Posted Nov 01, 2010 08:30 am CDT
Aug. 7, 2006, was a triumphal day for Michael S. Greco. Just hours be fore ending his term as ABA president, Greco watched the association’s House of Delegates vote unanimously to urge governments at the federal, state and territorial levels to assure that poor people have access to legal counsel at public expense as a matter of right in civil cases “where basic human needs are at stake, such as those involving shelter, sustenance, safety, health or child custody.”
The policy was developed by a task force that Greco, a longtime advocate for improving legal services to the poor, had appointed a year earlier at the start of his term. The policy, Greco said, expresses the principle “that every poor American, like every wealthy American, should have access to a lawyer to protect the fundamental needs of human existence.”
Others have compared the policy’s potential impact to the U.S. Supreme Court’s 1963 ruling in Gideon v. Wainwright that counsel must be provided for indigent defendants who are facing serious criminal charges in state court proceedings.
After that high point, however, efforts to put the policy into effect have sputtered. To date, no state legislature or court has acted to recognize a sweeping right to legal counsel in civil cases where essential needs are at stake.

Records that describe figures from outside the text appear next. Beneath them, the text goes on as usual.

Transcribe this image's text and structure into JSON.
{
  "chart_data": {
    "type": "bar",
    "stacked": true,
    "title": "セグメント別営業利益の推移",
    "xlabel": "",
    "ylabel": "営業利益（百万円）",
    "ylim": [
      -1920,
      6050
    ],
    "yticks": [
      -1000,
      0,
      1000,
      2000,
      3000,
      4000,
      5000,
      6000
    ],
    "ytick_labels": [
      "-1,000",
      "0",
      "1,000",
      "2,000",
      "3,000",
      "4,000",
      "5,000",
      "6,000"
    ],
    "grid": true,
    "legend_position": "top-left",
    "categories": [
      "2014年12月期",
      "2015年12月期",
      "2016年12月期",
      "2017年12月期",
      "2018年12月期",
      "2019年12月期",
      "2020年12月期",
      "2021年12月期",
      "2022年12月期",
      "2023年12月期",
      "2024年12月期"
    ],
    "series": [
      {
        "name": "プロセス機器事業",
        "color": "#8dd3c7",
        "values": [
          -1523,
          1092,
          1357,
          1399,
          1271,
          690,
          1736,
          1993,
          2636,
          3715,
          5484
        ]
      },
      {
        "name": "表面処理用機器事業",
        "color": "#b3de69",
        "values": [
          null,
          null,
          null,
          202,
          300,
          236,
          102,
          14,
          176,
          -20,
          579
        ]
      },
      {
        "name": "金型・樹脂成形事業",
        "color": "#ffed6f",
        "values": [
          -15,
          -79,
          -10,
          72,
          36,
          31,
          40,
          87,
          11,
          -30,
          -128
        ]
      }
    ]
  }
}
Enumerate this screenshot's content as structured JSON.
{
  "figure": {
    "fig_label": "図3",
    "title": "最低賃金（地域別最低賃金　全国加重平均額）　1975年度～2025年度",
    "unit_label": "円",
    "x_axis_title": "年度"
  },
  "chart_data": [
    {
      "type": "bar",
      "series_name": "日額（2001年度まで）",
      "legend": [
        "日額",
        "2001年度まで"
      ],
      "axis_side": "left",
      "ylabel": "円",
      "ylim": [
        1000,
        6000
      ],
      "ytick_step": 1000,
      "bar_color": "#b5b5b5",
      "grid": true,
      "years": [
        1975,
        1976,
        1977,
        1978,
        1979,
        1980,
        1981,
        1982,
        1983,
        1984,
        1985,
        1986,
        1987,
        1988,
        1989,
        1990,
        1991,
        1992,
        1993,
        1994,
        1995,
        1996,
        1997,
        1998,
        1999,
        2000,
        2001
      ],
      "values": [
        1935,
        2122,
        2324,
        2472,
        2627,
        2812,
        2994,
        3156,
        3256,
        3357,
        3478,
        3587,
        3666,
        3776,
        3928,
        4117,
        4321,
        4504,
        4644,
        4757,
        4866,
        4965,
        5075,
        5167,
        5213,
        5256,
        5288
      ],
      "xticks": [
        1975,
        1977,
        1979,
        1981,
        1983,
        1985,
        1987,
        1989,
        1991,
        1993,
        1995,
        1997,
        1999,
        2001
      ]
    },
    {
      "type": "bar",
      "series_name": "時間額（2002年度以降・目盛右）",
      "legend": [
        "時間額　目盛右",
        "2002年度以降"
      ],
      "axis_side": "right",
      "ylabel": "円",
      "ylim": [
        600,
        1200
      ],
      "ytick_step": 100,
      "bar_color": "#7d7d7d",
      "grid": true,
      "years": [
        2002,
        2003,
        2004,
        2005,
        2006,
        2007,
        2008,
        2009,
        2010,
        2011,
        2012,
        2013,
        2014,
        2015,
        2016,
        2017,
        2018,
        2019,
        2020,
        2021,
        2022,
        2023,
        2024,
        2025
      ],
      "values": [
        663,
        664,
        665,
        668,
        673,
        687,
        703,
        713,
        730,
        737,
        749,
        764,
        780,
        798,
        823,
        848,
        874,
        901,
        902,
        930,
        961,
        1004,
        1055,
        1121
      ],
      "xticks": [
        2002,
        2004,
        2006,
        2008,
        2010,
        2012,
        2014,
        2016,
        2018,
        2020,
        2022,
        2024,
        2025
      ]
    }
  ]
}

And in the current recessionary climate, proposals that states commit funding to guarantee counsel in civil cases—even to protect the rights of poor people—are not an easy sell.
But those same recessionary pressures also appear to be widening the gap in the unmet civil legal needs of low-income people. On the basis of poverty rates reported by the U.S. Census Bureau, nearly 57 million Americans—the highest number ever—now qualify for legal assistance programs, estimates the Legal Services Corp., which supports local programs with funding approved by Congress. Other studies estimate that legal aid offices and pro bono efforts by private lawyers meet only about 20 percent of the civil legal needs of poor Americans.
Despite the challenging current environment—or perhaps because of it—some real movement has begun toward implementing the “civil Gideon” principle that low-income citizens are entitled to publicly funded legal counsel in civil cases where vital needs are at stake. At least 14 states have begun to look at how programs might be implemented.
And in August, the ABA House of Delegates adopted two measures that together provide a road map for creating programs that would make state-funded legal counsel available to qualifying low-income people.
Under the ABA Model Access Act (PDF) adopted by the House, legislation would create a state access board to administer a public fund to support legal services, and coordinate efforts with existing legal aid organizations and pro bono programs. The act also defines the “basic human needs” and income levels that would qualify individuals for publicly funded legal services. Meanwhile, the ABA Basic Prinicples of a Right to Counsel in Civil Legal Proceedings (PDF) identify key elements that should be incorporated into programs in this area.
Both measures were drafted by the ABA Working Group on Civil Right to Counsel chaired by Greco, a partner at K&L Gates in Boston. The primary sponsors in the House were the Section of Litigation and the Standing Committee on Legal Aid and Indigent Defendants.
The ABA measures are an important contribution to the growing discussion about civil Gideon, says Debra Gardner, legal director at the Public Justice Center in Baltimore, who also serves as coordinator of the National Coalition for a Civil Right to Counsel. The model act, for example, “is utilitarian in an extremely helpful way,” she says. In 1963, she notes, “there was chaos at the state level on how to implement Gideon.”
Greco says there was no point in putting off action on the issue. “Some people during the past year were urging us to wait,” he says. “But why delay, and for how long?”